Each wave updates currentWave in the job table, and each image completion fires a WhatsApp message. The user knows exactly what's happening at every moment. If the pipeline takes 8 minutes instead of 4, they can see it's on image 5 of 6 — not wondering if it crashed.

What Didn't Change

The pipeline itself — performOnboarding() in onboard.ts — is architecturally identical. Nine waves, the same parallel/sequential structure, the same p-limit concurrency controls. We removed three things:

SOFT_TIMEOUT_MS = 270_000 — no longer needed with a 30-minute budget
timeBudgetExceeded() — the quality gate no longer skips retries under time pressure
maxDuration = 300 — the Next.js route config that enforced the Cloud Run timeout

Removing the time pressure had a subtle quality benefit: the quality gate now always runs full retries. Previously, if the pipeline was slow, it would skip re-generating low-scoring images to save time. Now every image gets the full quality treatment.

Cost and Performance

The concern with any "just give it more time" solution is cost. Cloud Run Jobs use the same per-second billing as Cloud Run services. The pipeline takes the same amount of wall-clock time — we didn't make it slower, we just removed the ceiling. The only added cost is ~15-30 seconds of container cold start per job, which costs roughly $0.001.

The job container gets its own 2 vCPU / 2GB allocation, which means onboarding no longer competes with web traffic for resources.
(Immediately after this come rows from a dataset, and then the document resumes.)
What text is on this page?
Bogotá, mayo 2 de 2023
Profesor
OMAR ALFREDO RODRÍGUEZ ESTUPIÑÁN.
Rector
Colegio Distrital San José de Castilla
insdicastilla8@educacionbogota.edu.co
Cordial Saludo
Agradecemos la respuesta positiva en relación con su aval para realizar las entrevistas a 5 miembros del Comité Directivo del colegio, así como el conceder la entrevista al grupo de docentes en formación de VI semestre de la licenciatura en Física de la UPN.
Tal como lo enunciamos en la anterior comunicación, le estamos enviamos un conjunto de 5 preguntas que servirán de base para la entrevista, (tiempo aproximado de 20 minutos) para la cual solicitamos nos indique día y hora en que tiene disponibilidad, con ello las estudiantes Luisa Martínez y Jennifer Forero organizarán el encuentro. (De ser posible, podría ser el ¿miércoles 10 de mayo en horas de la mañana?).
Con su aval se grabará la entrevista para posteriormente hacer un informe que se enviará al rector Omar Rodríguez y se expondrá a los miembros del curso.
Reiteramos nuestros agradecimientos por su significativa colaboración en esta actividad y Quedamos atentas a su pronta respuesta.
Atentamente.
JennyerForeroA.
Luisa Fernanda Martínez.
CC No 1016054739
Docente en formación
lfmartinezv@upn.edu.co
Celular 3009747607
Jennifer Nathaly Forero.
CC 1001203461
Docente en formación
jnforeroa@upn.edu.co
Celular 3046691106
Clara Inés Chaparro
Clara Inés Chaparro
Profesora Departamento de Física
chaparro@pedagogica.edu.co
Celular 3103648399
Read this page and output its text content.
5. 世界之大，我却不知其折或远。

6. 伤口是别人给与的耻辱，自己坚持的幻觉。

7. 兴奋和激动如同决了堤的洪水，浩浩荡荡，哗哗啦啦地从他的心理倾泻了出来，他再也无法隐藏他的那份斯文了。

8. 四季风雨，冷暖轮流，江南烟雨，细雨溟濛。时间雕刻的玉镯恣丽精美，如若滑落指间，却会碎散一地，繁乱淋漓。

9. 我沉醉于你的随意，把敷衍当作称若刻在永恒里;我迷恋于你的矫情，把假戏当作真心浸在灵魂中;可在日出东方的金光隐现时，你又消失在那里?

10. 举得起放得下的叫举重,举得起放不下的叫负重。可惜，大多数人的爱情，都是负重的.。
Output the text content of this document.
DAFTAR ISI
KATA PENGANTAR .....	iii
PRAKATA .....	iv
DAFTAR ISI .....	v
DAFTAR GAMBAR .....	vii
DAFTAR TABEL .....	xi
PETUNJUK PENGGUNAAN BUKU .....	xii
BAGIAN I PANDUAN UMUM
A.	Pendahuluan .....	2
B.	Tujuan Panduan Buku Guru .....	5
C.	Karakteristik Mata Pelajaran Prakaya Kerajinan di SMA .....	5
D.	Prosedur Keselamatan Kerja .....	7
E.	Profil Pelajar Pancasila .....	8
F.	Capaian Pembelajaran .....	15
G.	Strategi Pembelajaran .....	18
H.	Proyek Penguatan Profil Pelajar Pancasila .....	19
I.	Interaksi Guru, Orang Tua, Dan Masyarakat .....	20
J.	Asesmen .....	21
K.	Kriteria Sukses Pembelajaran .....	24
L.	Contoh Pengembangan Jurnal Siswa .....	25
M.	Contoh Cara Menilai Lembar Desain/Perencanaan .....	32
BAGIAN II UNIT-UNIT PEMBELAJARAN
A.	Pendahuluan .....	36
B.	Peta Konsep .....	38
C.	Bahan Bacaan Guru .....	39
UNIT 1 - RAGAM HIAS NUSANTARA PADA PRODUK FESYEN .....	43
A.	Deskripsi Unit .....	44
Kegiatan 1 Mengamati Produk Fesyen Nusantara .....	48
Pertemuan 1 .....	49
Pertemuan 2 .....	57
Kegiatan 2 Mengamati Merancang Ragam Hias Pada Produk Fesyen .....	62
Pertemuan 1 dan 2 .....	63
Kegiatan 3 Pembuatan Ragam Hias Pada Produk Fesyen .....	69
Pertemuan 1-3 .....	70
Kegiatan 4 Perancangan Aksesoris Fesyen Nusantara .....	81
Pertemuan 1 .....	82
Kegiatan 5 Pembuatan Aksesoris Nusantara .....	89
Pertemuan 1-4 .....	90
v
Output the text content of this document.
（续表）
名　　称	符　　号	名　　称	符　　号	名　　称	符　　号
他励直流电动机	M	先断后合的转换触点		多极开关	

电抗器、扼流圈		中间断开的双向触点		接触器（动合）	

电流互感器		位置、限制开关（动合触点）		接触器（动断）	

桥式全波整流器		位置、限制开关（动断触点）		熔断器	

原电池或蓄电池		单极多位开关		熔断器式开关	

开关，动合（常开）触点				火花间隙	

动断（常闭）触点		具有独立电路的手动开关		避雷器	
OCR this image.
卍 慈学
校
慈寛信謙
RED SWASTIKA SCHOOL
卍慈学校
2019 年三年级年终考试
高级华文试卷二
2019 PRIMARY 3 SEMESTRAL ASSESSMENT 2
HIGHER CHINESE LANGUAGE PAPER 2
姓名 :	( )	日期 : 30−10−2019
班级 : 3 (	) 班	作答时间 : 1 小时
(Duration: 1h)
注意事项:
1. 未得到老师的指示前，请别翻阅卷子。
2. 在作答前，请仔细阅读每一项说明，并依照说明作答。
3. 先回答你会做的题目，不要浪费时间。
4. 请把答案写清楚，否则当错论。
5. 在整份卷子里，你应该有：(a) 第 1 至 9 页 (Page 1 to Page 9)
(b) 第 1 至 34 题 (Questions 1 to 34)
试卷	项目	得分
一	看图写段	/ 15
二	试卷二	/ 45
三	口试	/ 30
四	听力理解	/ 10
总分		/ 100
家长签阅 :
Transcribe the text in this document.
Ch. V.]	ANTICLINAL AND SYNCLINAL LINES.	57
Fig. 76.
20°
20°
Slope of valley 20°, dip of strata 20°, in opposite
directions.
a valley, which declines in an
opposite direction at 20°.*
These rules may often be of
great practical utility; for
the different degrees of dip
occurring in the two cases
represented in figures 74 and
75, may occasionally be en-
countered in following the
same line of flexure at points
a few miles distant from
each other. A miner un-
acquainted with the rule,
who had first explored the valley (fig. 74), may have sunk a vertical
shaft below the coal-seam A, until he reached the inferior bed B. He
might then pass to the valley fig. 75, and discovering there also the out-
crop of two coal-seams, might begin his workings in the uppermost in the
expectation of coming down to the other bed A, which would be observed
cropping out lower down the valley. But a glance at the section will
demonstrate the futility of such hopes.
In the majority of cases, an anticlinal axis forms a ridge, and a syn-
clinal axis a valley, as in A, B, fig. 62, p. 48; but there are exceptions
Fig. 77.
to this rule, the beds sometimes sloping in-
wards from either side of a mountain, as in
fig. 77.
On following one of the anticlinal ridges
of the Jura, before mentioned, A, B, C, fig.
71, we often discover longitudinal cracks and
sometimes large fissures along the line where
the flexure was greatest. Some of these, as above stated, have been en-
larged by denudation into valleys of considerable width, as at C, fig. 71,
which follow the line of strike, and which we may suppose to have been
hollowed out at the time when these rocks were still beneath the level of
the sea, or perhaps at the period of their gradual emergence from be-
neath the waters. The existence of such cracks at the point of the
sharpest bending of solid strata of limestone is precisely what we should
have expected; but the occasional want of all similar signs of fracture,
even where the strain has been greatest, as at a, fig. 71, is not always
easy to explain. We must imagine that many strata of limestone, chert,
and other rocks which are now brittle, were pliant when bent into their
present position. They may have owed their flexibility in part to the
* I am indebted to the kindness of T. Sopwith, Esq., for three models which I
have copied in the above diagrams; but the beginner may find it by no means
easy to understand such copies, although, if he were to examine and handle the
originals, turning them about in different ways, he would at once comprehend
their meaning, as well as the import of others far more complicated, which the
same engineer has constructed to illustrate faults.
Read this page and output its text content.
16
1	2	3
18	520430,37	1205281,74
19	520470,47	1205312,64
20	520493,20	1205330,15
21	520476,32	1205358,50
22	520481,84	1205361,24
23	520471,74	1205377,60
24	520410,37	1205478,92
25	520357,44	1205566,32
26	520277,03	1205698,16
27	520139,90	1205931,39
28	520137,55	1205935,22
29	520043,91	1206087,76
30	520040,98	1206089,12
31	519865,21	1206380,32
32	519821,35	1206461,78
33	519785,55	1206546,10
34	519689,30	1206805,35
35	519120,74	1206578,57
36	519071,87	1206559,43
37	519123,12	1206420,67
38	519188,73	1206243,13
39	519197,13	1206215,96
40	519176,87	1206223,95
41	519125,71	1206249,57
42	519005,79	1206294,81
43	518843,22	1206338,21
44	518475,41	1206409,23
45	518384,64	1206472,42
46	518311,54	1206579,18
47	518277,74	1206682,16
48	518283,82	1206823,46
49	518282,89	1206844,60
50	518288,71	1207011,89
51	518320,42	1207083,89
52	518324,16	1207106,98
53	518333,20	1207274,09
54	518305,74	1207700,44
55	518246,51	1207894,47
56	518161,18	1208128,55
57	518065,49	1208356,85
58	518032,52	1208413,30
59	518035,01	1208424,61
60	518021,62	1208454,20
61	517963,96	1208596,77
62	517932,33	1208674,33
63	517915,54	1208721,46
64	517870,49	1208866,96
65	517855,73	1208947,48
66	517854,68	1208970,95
During peak hours, this isolation actually improves reliability for both the onboarding pipeline and the dashboard.

Local Development

The Cloud Run Jobs client (@google-cloud/run) is only used in production. When the CLOUD_RUN_JOB_NAME environment variable isn't set, triggerOnboardingJob() falls back to a direct HTTP call to the local Next.js server — exactly the old behavior. Local development works without a Cloud Tasks emulator, a GCP project, or any cloud infrastructure.

The Pattern

If you have a Next.js API route that:

Takes longer than your platform's request timeout
Sends progress updates to the user through a side channel
Doesn't need to return data to the HTTP caller

...it's a job, not a request. Cloud Run Jobs let you use the same container, the same code, and the same deployment pipeline. The only new artifact is a shell script that boots your server and curls localhost.